Running bare metal Postgres with pg_net achieved the promised ~1k/sec throughput at 100% success rate: Success Rate: 100.00%, Throughput: 937.19 requests/second [1].

Conclusion

This benchmarking exercise demonstrated that pg_net can deliver the high throughput and reliability it promises—but only under the right conditions. When running on bare-metal PostgreSQL installations, we achieved over 900 requests per second with 100% success rate, aligning with advertised performance metrics [1].

However, the journey to this point was far from straightforward. Using standard Supabase Docker images led to significant performance issues and high request failure rates.
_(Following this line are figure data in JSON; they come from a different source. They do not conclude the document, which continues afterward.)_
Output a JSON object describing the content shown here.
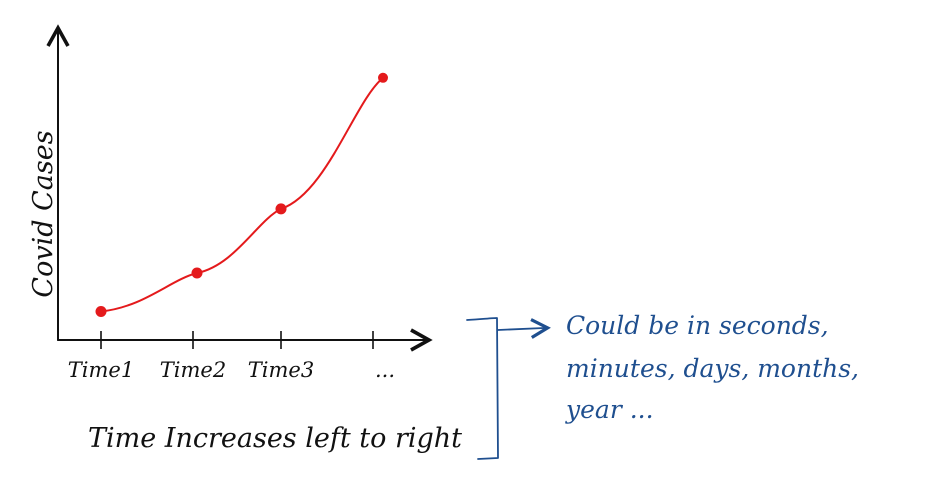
{
  "chart_data": {
    "type": "line",
    "title": "",
    "xlabel": "Time Increases left to right",
    "ylabel": "Covid Cases",
    "categories": [
      "Time1",
      "Time2",
      "Time3",
      "..."
    ],
    "x": [
      "Time1",
      "Time2",
      "Time3",
      "..."
    ],
    "values": [
      1,
      2.35,
      4.6,
      9.2
    ],
    "ylim": [
      0,
      10
    ],
    "grid": false,
    "legend": "none"
  },
  "annotation": {
    "lines": [
      "Could be in seconds,",
      "minutes, days, months,",
      "year ..."
    ]
  },
  "colors": {
    "series": "#e41a1c",
    "axis": "#111111",
    "annotation": "#1f4f8f"
  }
}
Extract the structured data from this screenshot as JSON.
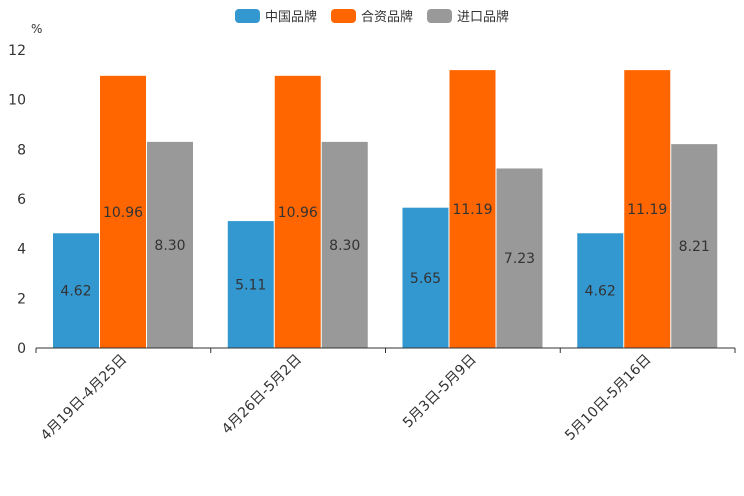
{
  "chart_data": {
    "type": "bar",
    "title": "",
    "ylabel": "%",
    "xlabel": "",
    "ylim": [
      0,
      12
    ],
    "yticks": [
      0,
      2,
      4,
      6,
      8,
      10,
      12
    ],
    "categories": [
      "4月19日-4月25日",
      "4月26日-5月2日",
      "5月3日-5月9日",
      "5月10日-5月16日"
    ],
    "series": [
      {
        "name": "中国品牌",
        "color": "#3398d0",
        "values": [
          4.62,
          5.11,
          5.65,
          4.62
        ],
        "labels": [
          "4.62",
          "5.11",
          "5.65",
          "4.62"
        ]
      },
      {
        "name": "合资品牌",
        "color": "#ff6600",
        "values": [
          10.96,
          10.96,
          11.19,
          11.19
        ],
        "labels": [
          "10.96",
          "10.96",
          "11.19",
          "11.19"
        ]
      },
      {
        "name": "进口品牌",
        "color": "#999999",
        "values": [
          8.3,
          8.3,
          7.23,
          8.21
        ],
        "labels": [
          "8.30",
          "8.30",
          "7.23",
          "8.21"
        ]
      }
    ],
    "legend_position": "top-center",
    "grid": false
  }
}
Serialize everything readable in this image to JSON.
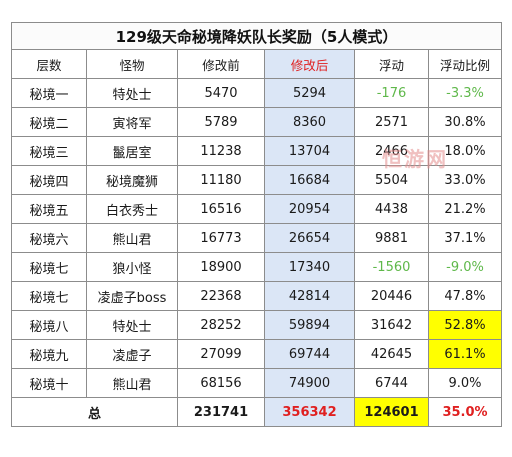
{
  "title": "129级天命秘境降妖队长奖励（5人模式）",
  "headers": [
    "层数",
    "怪物",
    "修改前",
    "修改后",
    "浮动",
    "浮动比例"
  ],
  "rows": [
    {
      "level": "秘境一",
      "monster": "特处士",
      "before": "5470",
      "after": "5294",
      "change": "-176",
      "ratio": "-3.3%"
    },
    {
      "level": "秘境二",
      "monster": "寅将军",
      "before": "5789",
      "after": "8360",
      "change": "2571",
      "ratio": "30.8%"
    },
    {
      "level": "秘境三",
      "monster": "鬣居室",
      "before": "11238",
      "after": "13704",
      "change": "2466",
      "ratio": "18.0%"
    },
    {
      "level": "秘境四",
      "monster": "秘境魔狮",
      "before": "11180",
      "after": "16684",
      "change": "5504",
      "ratio": "33.0%"
    },
    {
      "level": "秘境五",
      "monster": "白衣秀士",
      "before": "16516",
      "after": "20954",
      "change": "4438",
      "ratio": "21.2%"
    },
    {
      "level": "秘境六",
      "monster": "熊山君",
      "before": "16773",
      "after": "26654",
      "change": "9881",
      "ratio": "37.1%"
    },
    {
      "level": "秘境七",
      "monster": "狼小怪",
      "before": "18900",
      "after": "17340",
      "change": "-1560",
      "ratio": "-9.0%"
    },
    {
      "level": "秘境七",
      "monster": "凌虚子boss",
      "before": "22368",
      "after": "42814",
      "change": "20446",
      "ratio": "47.8%"
    },
    {
      "level": "秘境八",
      "monster": "特处士",
      "before": "28252",
      "after": "59894",
      "change": "31642",
      "ratio": "52.8%"
    },
    {
      "level": "秘境九",
      "monster": "凌虚子",
      "before": "27099",
      "after": "69744",
      "change": "42645",
      "ratio": "61.1%"
    },
    {
      "level": "秘境十",
      "monster": "熊山君",
      "before": "68156",
      "after": "74900",
      "change": "6744",
      "ratio": "9.0%"
    }
  ],
  "total": {
    "label": "总",
    "before": "231741",
    "after": "356342",
    "change": "124601",
    "ratio": "35.0%"
  },
  "watermark": "恒游网",
  "colors": {
    "after_column_bg": "#dbe6f6",
    "highlight_yellow": "#ffff00",
    "negative_green": "#5fb84a",
    "accent_red": "#e02020"
  }
}
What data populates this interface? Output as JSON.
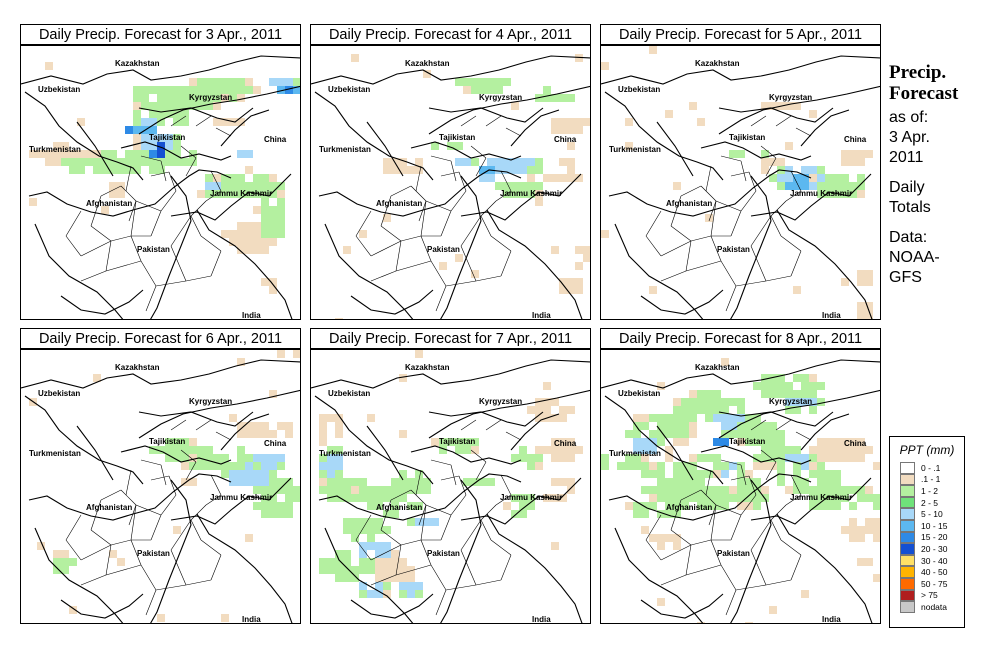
{
  "panels": [
    {
      "title": "Daily Precip. Forecast for  3 Apr., 2011"
    },
    {
      "title": "Daily Precip. Forecast for  4 Apr., 2011"
    },
    {
      "title": "Daily Precip. Forecast for  5 Apr., 2011"
    },
    {
      "title": "Daily Precip. Forecast for  6 Apr., 2011"
    },
    {
      "title": "Daily Precip. Forecast for  7 Apr., 2011"
    },
    {
      "title": "Daily Precip. Forecast for  8 Apr., 2011"
    }
  ],
  "map_labels": {
    "kazakhstan": "Kazakhstan",
    "uzbekistan": "Uzbekistan",
    "kyrgyzstan": "Kyrgyzstan",
    "tajikistan": "Tajikistan",
    "turkmenistan": "Turkmenistan",
    "china": "China",
    "afghanistan": "Afghanistan",
    "jammu_kashmir": "Jammu Kashmir",
    "pakistan": "Pakistan",
    "india": "India"
  },
  "side_info": {
    "title_line1": "Precip.",
    "title_line2": "Forecast",
    "as_of_label": "as of:",
    "as_of_date": "3 Apr.",
    "as_of_year": "2011",
    "totals_line1": "Daily",
    "totals_line2": "Totals",
    "data_label": "Data:",
    "data_source_line1": "NOAA-",
    "data_source_line2": "GFS"
  },
  "legend": {
    "title": "PPT (mm)",
    "items": [
      {
        "label": "0 - .1",
        "color": "#ffffff"
      },
      {
        "label": ".1 - 1",
        "color": "#f2dcc0"
      },
      {
        "label": "1 - 2",
        "color": "#b4f0a0"
      },
      {
        "label": "2 - 5",
        "color": "#6fe27a"
      },
      {
        "label": "5 - 10",
        "color": "#a8d8f8"
      },
      {
        "label": "10 - 15",
        "color": "#5cb8f0"
      },
      {
        "label": "15 - 20",
        "color": "#2e8ae6"
      },
      {
        "label": "20 - 30",
        "color": "#1450d2"
      },
      {
        "label": "30 - 40",
        "color": "#ffe066"
      },
      {
        "label": "40 - 50",
        "color": "#ffb400"
      },
      {
        "label": "50 - 75",
        "color": "#ff6a00"
      },
      {
        "label": "> 75",
        "color": "#b01e1e"
      },
      {
        "label": "nodata",
        "color": "#c8c8c8"
      }
    ]
  }
}
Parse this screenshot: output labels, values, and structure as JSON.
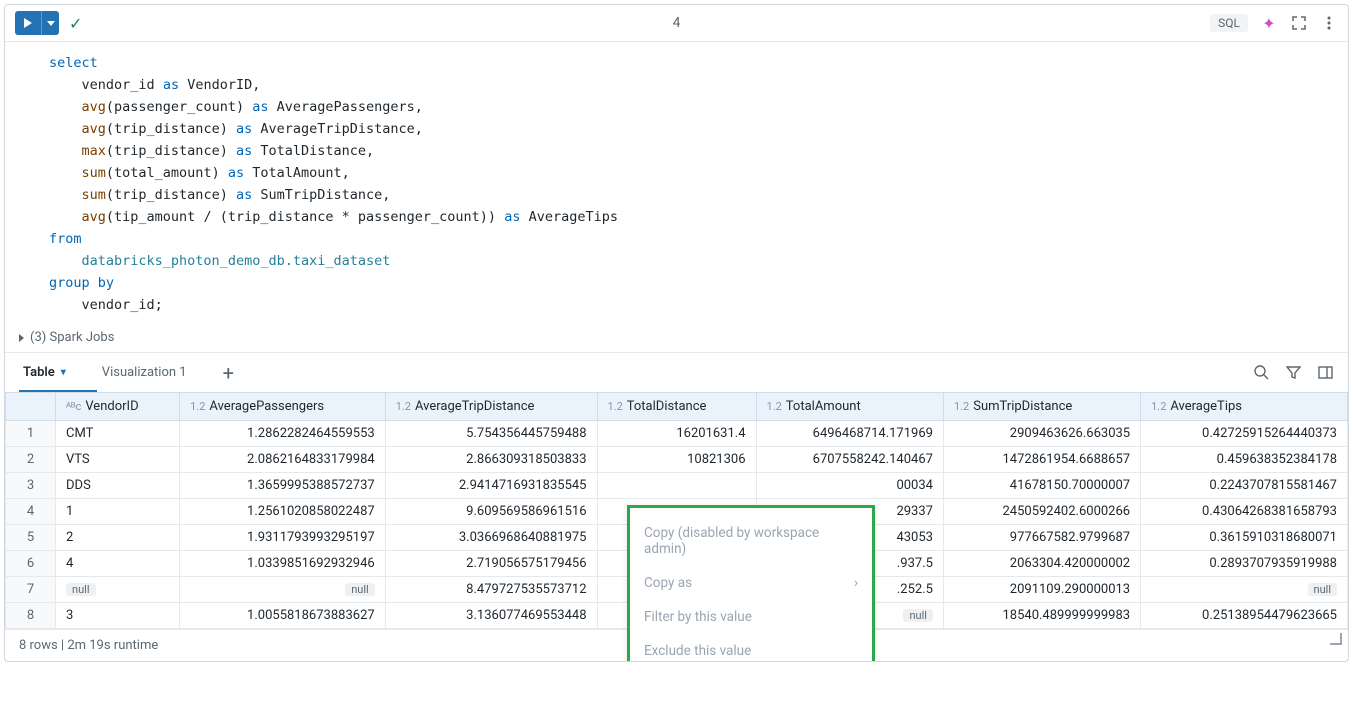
{
  "toolbar": {
    "cell_number": "4",
    "sql_badge": "SQL"
  },
  "sql": {
    "kw_select": "select",
    "l1_a": "vendor_id",
    "l1_as": "as",
    "l1_b": "VendorID,",
    "l2_fn": "avg",
    "l2_arg": "(passenger_count)",
    "l2_as": "as",
    "l2_b": "AveragePassengers,",
    "l3_fn": "avg",
    "l3_arg": "(trip_distance)",
    "l3_as": "as",
    "l3_b": "AverageTripDistance,",
    "l4_fn": "max",
    "l4_arg": "(trip_distance)",
    "l4_as": "as",
    "l4_b": "TotalDistance,",
    "l5_fn": "sum",
    "l5_arg": "(total_amount)",
    "l5_as": "as",
    "l5_b": "TotalAmount,",
    "l6_fn": "sum",
    "l6_arg": "(trip_distance)",
    "l6_as": "as",
    "l6_b": "SumTripDistance,",
    "l7_fn": "avg",
    "l7_arg": "(tip_amount / (trip_distance * passenger_count))",
    "l7_as": "as",
    "l7_b": "AverageTips",
    "kw_from": "from",
    "table": "databricks_photon_demo_db.taxi_dataset",
    "kw_group": "group by",
    "group_col": "vendor_id;"
  },
  "spark_jobs": "(3) Spark Jobs",
  "tabs": {
    "table": "Table",
    "viz1": "Visualization 1"
  },
  "headers": {
    "vendor": "VendorID",
    "avgpass": "AveragePassengers",
    "avgtrip": "AverageTripDistance",
    "totdist": "TotalDistance",
    "totamt": "TotalAmount",
    "sumtrip": "SumTripDistance",
    "avgtips": "AverageTips"
  },
  "type_str": "ᴬᴮc",
  "type_num": "1.2",
  "null_label": "null",
  "rows": [
    {
      "n": "1",
      "v": "CMT",
      "ap": "1.2862282464559553",
      "at": "5.754356445759488",
      "td": "16201631.4",
      "ta": "6496468714.171969",
      "st": "2909463626.663035",
      "ati": "0.42725915264440373"
    },
    {
      "n": "2",
      "v": "VTS",
      "ap": "2.0862164833179984",
      "at": "2.866309318503833",
      "td": "10821306",
      "ta": "6707558242.140467",
      "st": "1472861954.6688657",
      "ati": "0.459638352384178"
    },
    {
      "n": "3",
      "v": "DDS",
      "ap": "1.3659995388572737",
      "at": "2.9414716931835545",
      "td": "",
      "ta": "00034",
      "st": "41678150.70000007",
      "ati": "0.2243707815581467"
    },
    {
      "n": "4",
      "v": "1",
      "ap": "1.2561020858022487",
      "at": "9.609569586961516",
      "td": "",
      "ta": "29337",
      "st": "2450592402.6000266",
      "ati": "0.43064268381658793"
    },
    {
      "n": "5",
      "v": "2",
      "ap": "1.9311793993295197",
      "at": "3.0366968640881975",
      "td": "",
      "ta": "43053",
      "st": "977667582.9799687",
      "ati": "0.3615910318680071"
    },
    {
      "n": "6",
      "v": "4",
      "ap": "1.0339851692932946",
      "at": "2.719056575179456",
      "td": "",
      "ta": ".937.5",
      "st": "2063304.420000002",
      "ati": "0.2893707935919988"
    },
    {
      "n": "7",
      "v": "null",
      "ap": "null",
      "at": "8.479727535573712",
      "td": "",
      "ta": ".252.5",
      "st": "2091109.290000013",
      "ati": "null"
    },
    {
      "n": "8",
      "v": "3",
      "ap": "1.0055818673883627",
      "at": "3.136077469553448",
      "td": "",
      "ta": "null",
      "st": "18540.489999999983",
      "ati": "0.25138954479623665"
    }
  ],
  "context": {
    "copy_disabled": "Copy (disabled by workspace admin)",
    "copy_as": "Copy as",
    "filter": "Filter by this value",
    "exclude": "Exclude this value",
    "toggle": "Toggle side panel"
  },
  "status": "8 rows  |  2m 19s runtime"
}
These issues were compounded by challenging debugging capabilities and the necessity to dive deep into system-level networking configurations—such as ephemeral port exhaustion [1].

This experience highlights a critical shortcoming: without robust retry mechanisms, you cannot guarantee that webhooks will reach their target HTTP endpoints [1]. For production systems requiring reliable real-time data synchronization between databases, CRMs, and ERPs, purpose-built platforms like Stacksync eliminate these infrastructure-level challenges while providing guaranteed delivery, comprehensive error handling, and bi-directional sync capabilities that pg_net cannot offer.

The default Supabase Docker image may not be sufficient for reliable development or production use without significant tweaks and deep system-level understanding. Additional benchmark scenarios will be covered in future posts [1] where we'll explore batch insert performance and larger payload handling.